Rajab can remain free on bail for now as he appeals his case, said his lawyer, Jalila al-Sayed. But he is unable to leave the tiny island kingdom, which has been roiled by nearly four years of unrest led by its majority Shiites calling for greater political rights from the Sunni leadership.

Bahraini authorities backed by security forces from neighboring Gulf states put down widespread protests in 2011, but sporadic demonstrations and other low-level unrest continue. Clashes between activists and police erupted again Tuesday in Bilad al-Qadeem, a suburb of the capital Manama.

Rajab told The Associated Press that he believes authorities are using court cases to try to prevent him from pushing for greater rights in the country, which is home to the U.S. Navy's 5th Fleet.

"Jailing every human rights advocate will not stop us," he said.

Rajab was charged in October with insulting the ministries of defense and interior over tweets alleging that Bahrain's security institutions were incubators for extremist ideology.

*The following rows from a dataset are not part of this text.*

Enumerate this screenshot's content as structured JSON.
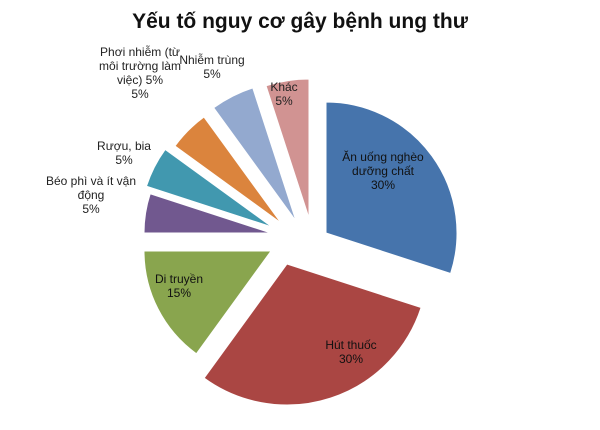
{
  "chart_data": {
    "type": "pie",
    "title": "Yếu tố nguy cơ gây bệnh ung thư",
    "slices": [
      {
        "label": [
          "Ăn uống nghèo",
          "dưỡng chất"
        ],
        "value": 30,
        "value_text": "30%",
        "color": "#4674AC",
        "label_inside": true
      },
      {
        "label": [
          "Hút thuốc"
        ],
        "value": 30,
        "value_text": "30%",
        "color": "#AA4643",
        "label_inside": true
      },
      {
        "label": [
          "Di truyền"
        ],
        "value": 15,
        "value_text": "15%",
        "color": "#89A54E",
        "label_inside": true
      },
      {
        "label": [
          "Béo phì và ít vận",
          "động"
        ],
        "value": 5,
        "value_text": "5%",
        "color": "#71588F",
        "label_inside": false
      },
      {
        "label": [
          "Rượu, bia"
        ],
        "value": 5,
        "value_text": "5%",
        "color": "#4198AF",
        "label_inside": false
      },
      {
        "label": [
          "Phơi nhiễm (từ",
          "môi trường làm",
          "việc) 5%"
        ],
        "value": 5,
        "value_text": "5%",
        "color": "#DB843D",
        "label_inside": false
      },
      {
        "label": [
          "Nhiễm trùng"
        ],
        "value": 5,
        "value_text": "5%",
        "color": "#93A9CF",
        "label_inside": false
      },
      {
        "label": [
          "Khác"
        ],
        "value": 5,
        "value_text": "5%",
        "color": "#D19392",
        "label_inside": false
      }
    ]
  }
}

His comments followed the release of a video purportedly showing four Bahrainis who joined the Islamic State group calling on countrymen to take up arms against the tiny island country's Sunni monarchy and majority Shiite population. One of the militants was an officer who defected from Bahrain's Interior Ministry, according to the SITE Intelligence Group, which monitors terrorist groups.

Rajab is the president of the Bahrain Center for Human Rights and is active in other advocacy groups. He has been detained and prosecuted over Twitter comments in the past.

He was released from prison last May after spending nearly two years behind bars. He had been convicted on charges of encouraging "illegal gatherings" tied to anti-government protests.